I've been using a viper 5901 on 2 manual cars now. Everytime I get out of the car, I would have to do some sequence inorder to auto start the car. But the problem I am having with this one is that whenever my alarm goes off, I would not be able to autostart the car again... Is there a setting I can change? My other car does not have that problem. It can go off as mcuh as it ones but I can still auto start it... I need help guys!

Thanks in advance.


----------



## lazyrichi3 (Nov 4, 2011)

It can go off as much as it wants but I can still auto start it... I need help guys!*


----------



## jaggerwild (May 21, 2007)

lazyrichi3 said:


> Hey guys,
> 
> I've been using a viper 5901 on 2 manual cars now. Everytime I get out of the car, I would have to do some sequence inorder to auto start the car. But the problem I am having with this one is that whenever my alarm goes off, I would not be able to autostart the car again... Is there a setting I can change? My other car does not have that problem.
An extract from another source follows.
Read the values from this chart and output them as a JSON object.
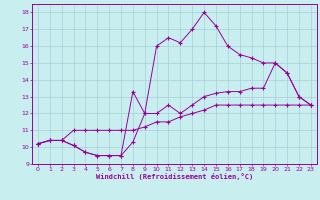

It can go off as mcuh as it ones but I can still auto start it... I need help guys!
> 
> Thanks in advance.


 Have you tried arming it to see if it will start then?


----------



## lazyrichi3 (Nov 4, 2011)

jaggerwild said:


> Have you tried arming it to see if it will start then?


 
Well once i do the proceedure, i would have an icon on my lcd. once the alarm goes off, i shut it off. the icon would go away and if i tried to auto start it, it would have an error.


----------



## jaggerwild (May 21, 2007)

lazyrichi3 said:


> Well once i do the proceedure, i would have an icon on my lcd. once the alarm goes off, i shut it off. the icon would go away and if i tried to auto start it, it would have an error.


 You need to find out why the alarm is going off and stop it then, go back to where they installed it.


----------